Kindlin-2 association with DDX3X is crucial for the regulation of c-Myc translation and its downstream events. Primary PCCs isolated from KPC;K2 WT or KPC;K2 cKO mice were infected with lentiviral vectors encoding wild-type Kindlin-2 (K2 WT) or F1-domain-deleted mutant of Kindlin-2 (K2 ΔF1) or empty vector pLVX-IRES-Hyg. (A) Cell lysates were immunoprecipitated with anti-Kindlin-2 antibody followed by immunoblotting with antibodies as indicated. (B) Immunoblotting analysis of c-Myc, GLUT1 and HK2 protein levels in PCCs as specified in the figure. (C) Pull-down assay using the biotinylated c-Myc 5'-UTR RNA with lysates of PCCs as specified in the figure, followed by immunoblotting analysis with antibodies as indicated. (D) Luciferase assay of c-Myc 5'-UTR-mediated translational activity in PCCs as specified in the figure. ***P < 0.001 vs.

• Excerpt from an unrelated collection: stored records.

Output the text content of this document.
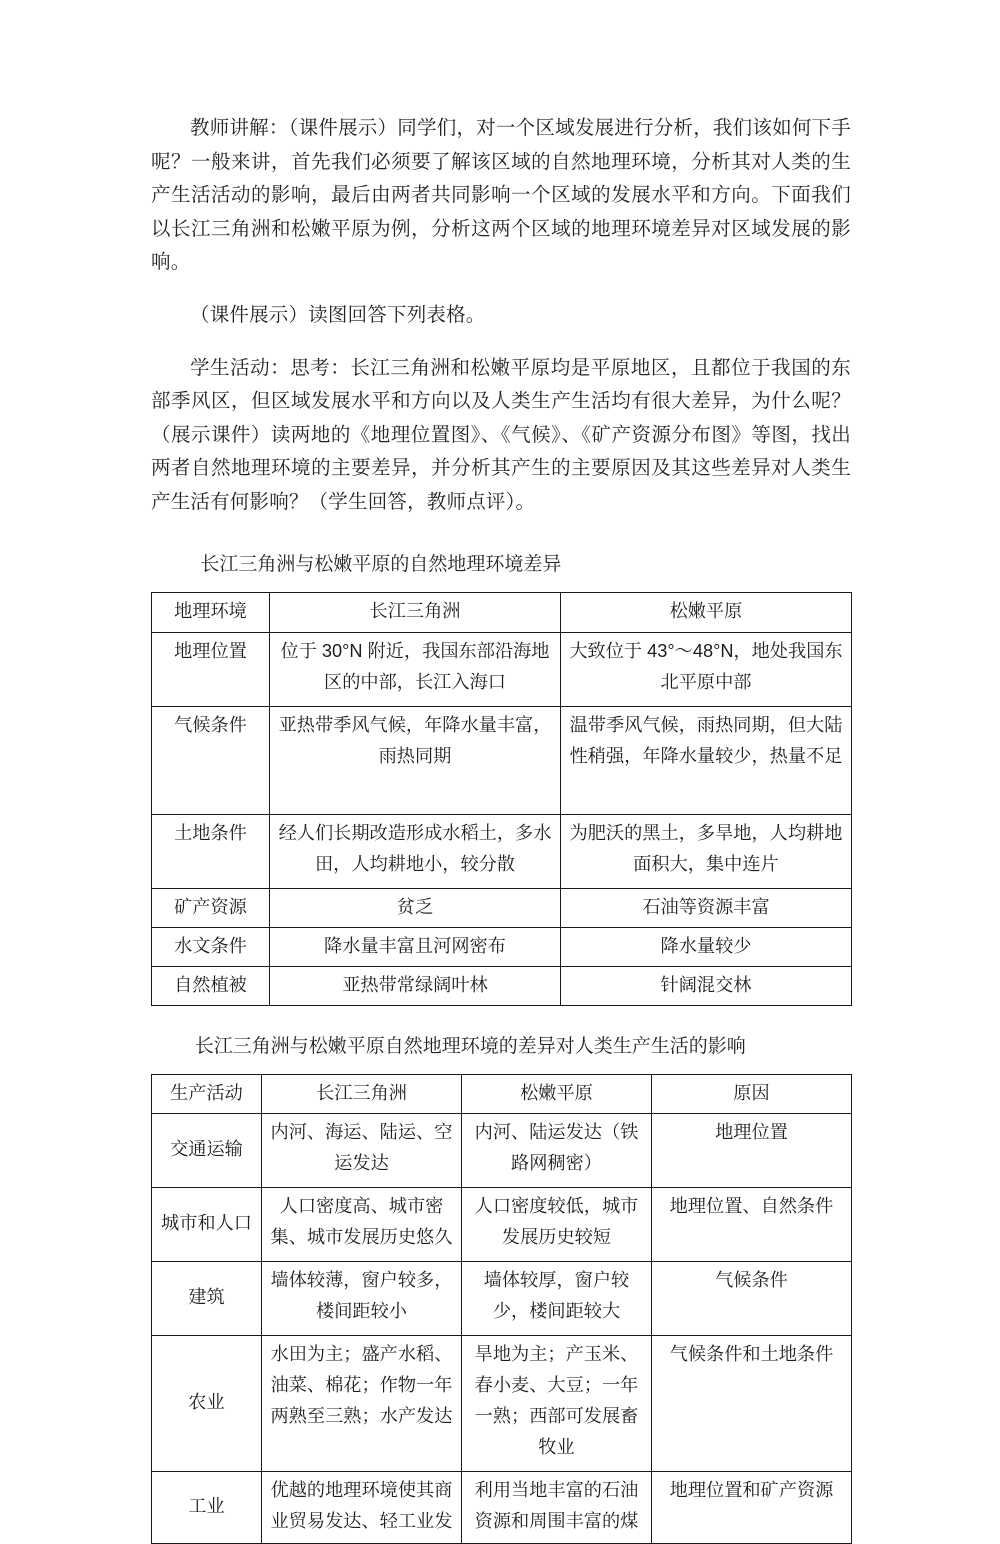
教师讲解：（课件展示）同学们，对一个区域发展进行分析，我们该如何下手呢？一般来讲，首先我们必须要了解该区域的自然地理环境，分析其对人类的生产生活活动的影响，最后由两者共同影响一个区域的发展水平和方向。下面我们以长江三角洲和松嫩平原为例，分析这两个区域的地理环境差异对区域发展的影响。

（课件展示）读图回答下列表格。

学生活动：思考：长江三角洲和松嫩平原均是平原地区，且都位于我国的东部季风区，但区域发展水平和方向以及人类生产生活均有很大差异，为什么呢？（展示课件）读两地的《地理位置图》、《气候》、《矿产资源分布图》等图，找出两者自然地理环境的主要差异，并分析其产生的主要原因及其这些差异对人类生产生活有何影响？（学生回答，教师点评）。

长江三角洲与松嫩平原的自然地理环境差异
地理环境	长江三角洲	松嫩平原
地理位置	位于 30°N 附近，我国东部沿海地区的中部，长江入海口	大致位于 43°～48°N，地处我国东北平原中部
气候条件	亚热带季风气候，年降水量丰富，雨热同期	温带季风气候，雨热同期，但大陆性稍强，年降水量较少，热量不足
土地条件	经人们长期改造形成水稻土，多水田，人均耕地小，较分散	为肥沃的黑土，多旱地，人均耕地面积大，集中连片
矿产资源	贫乏	石油等资源丰富
水文条件	降水量丰富且河网密布	降水量较少
自然植被	亚热带常绿阔叶林	针阔混交林
长江三角洲与松嫩平原自然地理环境的差异对人类生产生活的影响
生产活动	长江三角洲	松嫩平原	原因
交通运输	内河、海运、陆运、空运发达	内河、陆运发达（铁路网稠密）	地理位置
城市和人口	人口密度高、城市密集、城市发展历史悠久	人口密度较低，城市发展历史较短	地理位置、自然条件
建筑	墙体较薄，窗户较多，楼间距较小	墙体较厚，窗户较少，楼间距较大	气候条件
农业	水田为主；盛产水稻、油菜、棉花；作物一年两熟至三熟；水产发达	旱地为主；产玉米、春小麦、大豆；一年一熟；西部可发展畜牧业	气候条件和土地条件
工业	优越的地理环境使其商业贸易发达、轻工业发	利用当地丰富的石油资源和周围丰富的煤	地理位置和矿产资源
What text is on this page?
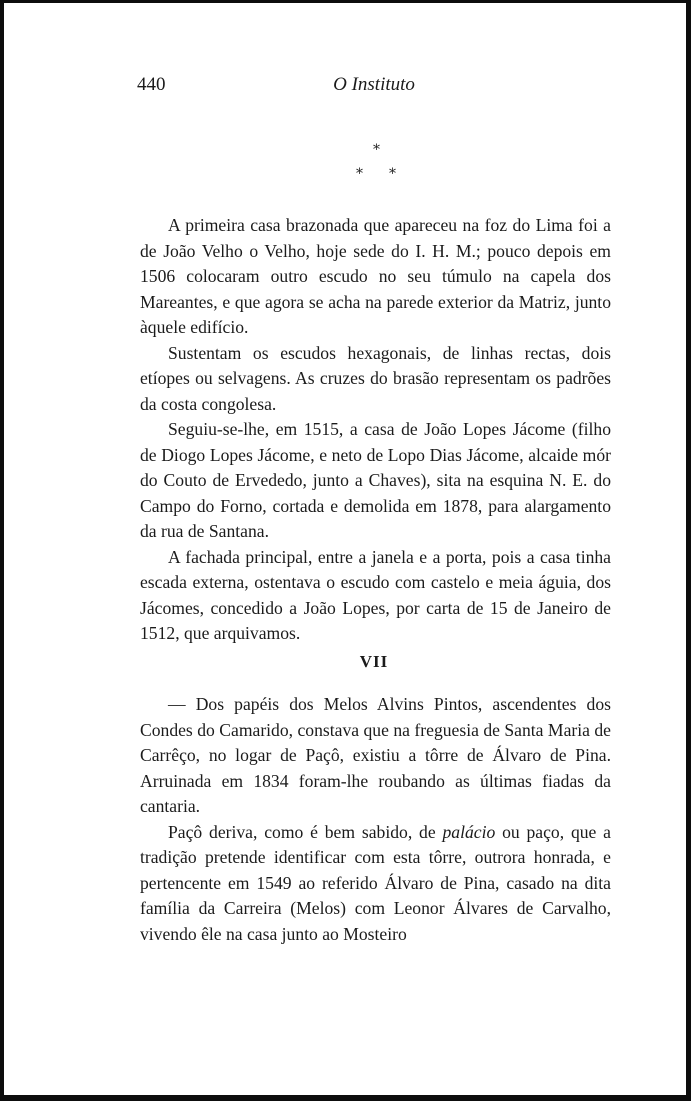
440	O Instituto

*
* *

A primeira casa brazonada que apareceu na foz do Lima foi a de João Velho o Velho, hoje sede do I. H. M.; pouco depois em 1506 colocaram outro escudo no seu túmulo na capela dos Mareantes, e que agora se acha na parede exterior da Matriz, junto àquele edifício.

Sustentam os escudos hexagonais, de linhas rectas, dois etíopes ou selvagens. As cruzes do brasão representam os padrões da costa congolesa.

Seguiu-se-lhe, em 1515, a casa de João Lopes Jácome (filho de Diogo Lopes Jácome, e neto de Lopo Dias Jácome, alcaide mór do Couto de Ervededo, junto a Chaves), sita na esquina N. E. do Campo do Forno, cortada e demolida em 1878, para alargamento da rua de Santana.

A fachada principal, entre a janela e a porta, pois a casa tinha escada externa, ostentava o escudo com castelo e meia águia, dos Jácomes, concedido a João Lopes, por carta de 15 de Janeiro de 1512, que arquivamos.

VII

— Dos papéis dos Melos Alvins Pintos, ascendentes dos Condes do Camarido, constava que na freguesia de Santa Maria de Carrêço, no logar de Paçô, existiu a tôrre de Álvaro de Pina. Arruinada em 1834 foram-lhe roubando as últimas fiadas da cantaria.

Paçô deriva, como é bem sabido, de palácio ou paço, que a tradição pretende identificar com esta tôrre, outrora honrada, e pertencente em 1549 ao referido Álvaro de Pina, casado na dita família da Carreira (Melos) com Leonor Álvares de Carvalho, vivendo êle na casa junto ao Mosteiro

KPC;WT. n = 8 independent experiments. (E) The relative glucose uptake was measured in PCCs as specified in the figure. ***P < 0.001 vs. KPC;WT. n = 6 independent experiments. (F) Lactate production in PCCs as specified in the figure. Levels of lactate in the culture medium were measured and normalized to the cell number. ***P < 0.001 vs. KPC;WT. n = 4. (G) Glycolysis flux was examined by measuring the extracellular acidification rate (ECAR) using the Seahorse analyzer. Glucose (10 mM), ATP synthase inhibitor oligomycin (1 µM), and glycolysis inhibitor 2-DG (50 mM) were added to the cells as indicated in the figure at the indicated time points. (H) The values of glycolysis and glycolytic capacity were calculated by the Seahorse XFe96 software. **P < 0.01 vs. KPC;WT. n = 6 independent experiments. (I) Overexpression of K2 WT, but not K2 ΔF1, in Kindlin-2-deficient PCCs led to a significant increase in anchorage-dependent colony-forming ability. Representative images (left panel) and quantification analysis (right panel) were shown. ***P < 0.001 vs. KPC;WT. n = 6 independent experiments. (J) Schematic illustration of the mechanism of Kindlin-2 regulation of pancreatic cancer progression.